I'm not saying that Seroquel was a dud, but that it did get a boost from the analysis used in the study. When the authors are playing by a new rule when it comes to calculating the differences between drug and placebo, it would make sense to report the results using both the old rules and new rules. In his response, Michael Thase of the BOLDER team responded that "It is my understanding that mixed model repeated measurement (MMRM) analysis was chosen to compute effect sizes in the BOLDER studies because it would permit direct comparison with the results of the study of the only other treatment approved for bipolar depression, the combination of olanzapine and fluoxetine (OFC). Thus, in plain and simple terms, we were attempting to facilitate an apples to apples comparison between quetiapine monotherapy and OFC." So because Lilly did it, we did it. Um, OK. But is there some kind of law against reporting the results from both the newfangled MMRM analysis and the old-fashioned LOCF analysis? Just wondering. And if Lilly started saying it was okay to market Zyprexa off-label for various conditions, would that mean all antipsychotics could be marketed off-label for all sorts of issues? (Hypothetically speaking, of course.)

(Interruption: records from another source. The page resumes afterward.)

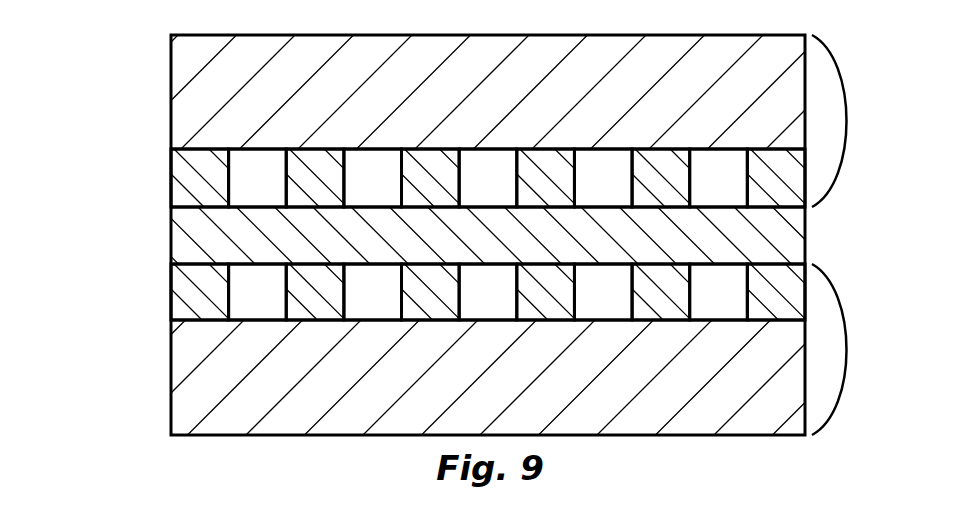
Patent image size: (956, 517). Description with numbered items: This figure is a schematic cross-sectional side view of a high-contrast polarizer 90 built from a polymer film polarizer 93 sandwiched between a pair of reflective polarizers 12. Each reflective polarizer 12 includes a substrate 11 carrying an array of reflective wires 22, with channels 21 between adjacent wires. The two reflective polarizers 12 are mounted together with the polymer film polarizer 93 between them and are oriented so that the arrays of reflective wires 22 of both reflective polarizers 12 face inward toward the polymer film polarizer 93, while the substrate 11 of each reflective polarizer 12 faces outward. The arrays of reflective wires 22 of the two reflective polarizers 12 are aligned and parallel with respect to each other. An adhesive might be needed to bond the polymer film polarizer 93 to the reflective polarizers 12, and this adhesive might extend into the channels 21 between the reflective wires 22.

The high-contrast polarizer 90 is at (72, 172).
The substrate 11 is at (503, 100).
The reflective polarizer 12 is at (871, 315).
The channel 21 is at (488, 234).
The reflective wire 22 is at (488, 234).
The polymer film polarizer 93 is at (478, 246).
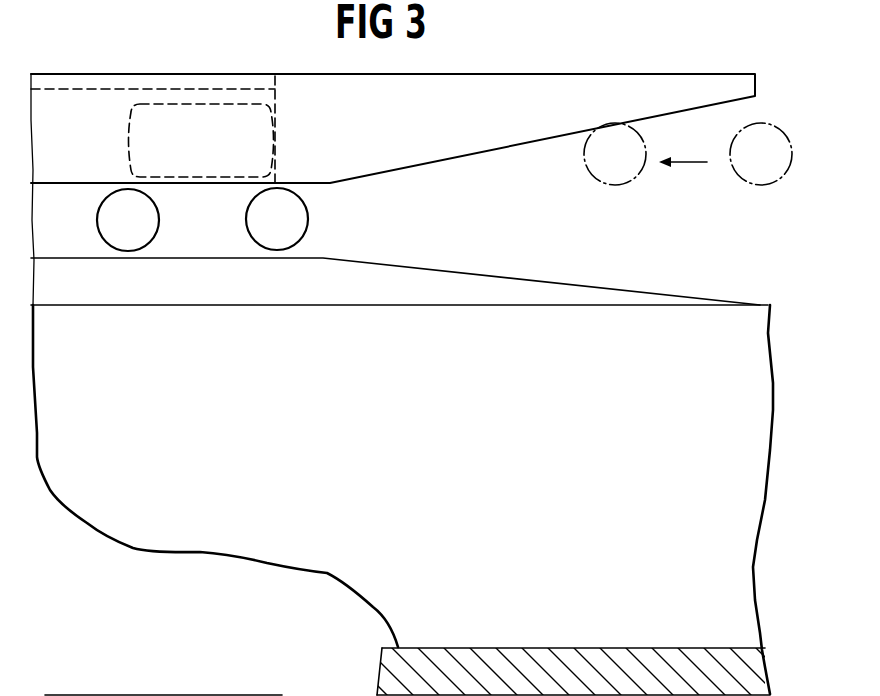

Stats: Thase goes on to note that there is some research suggesting that MMRM does not overinflate effect sizes; rather, LOCF underestimates them. I know a bit about stats, but I'm not a statistician. Basically, the differences between the methods boil down to how data is handled for persons who dropped out of a study. The best solution is to try to track down study dropouts and assess how they are functioning, rather than having a statistical model guess at their sense of mental well-being, but this requires extra effort and time, and is sometimes not possible. Basically, the LOCF model makes some assumptions that are quirky at best, while MMRM seems to handle missing data better in many situations. All that being said, in many trials where a drug beats placebo, MMRM appears to generate effect sizes that are higher than LOCF, which then leads us to a question "Geez, have we been underestimating the effects of drugs by 50%?" -- um, that seems a little hard to swallow. I'm not quite ready to buy into that.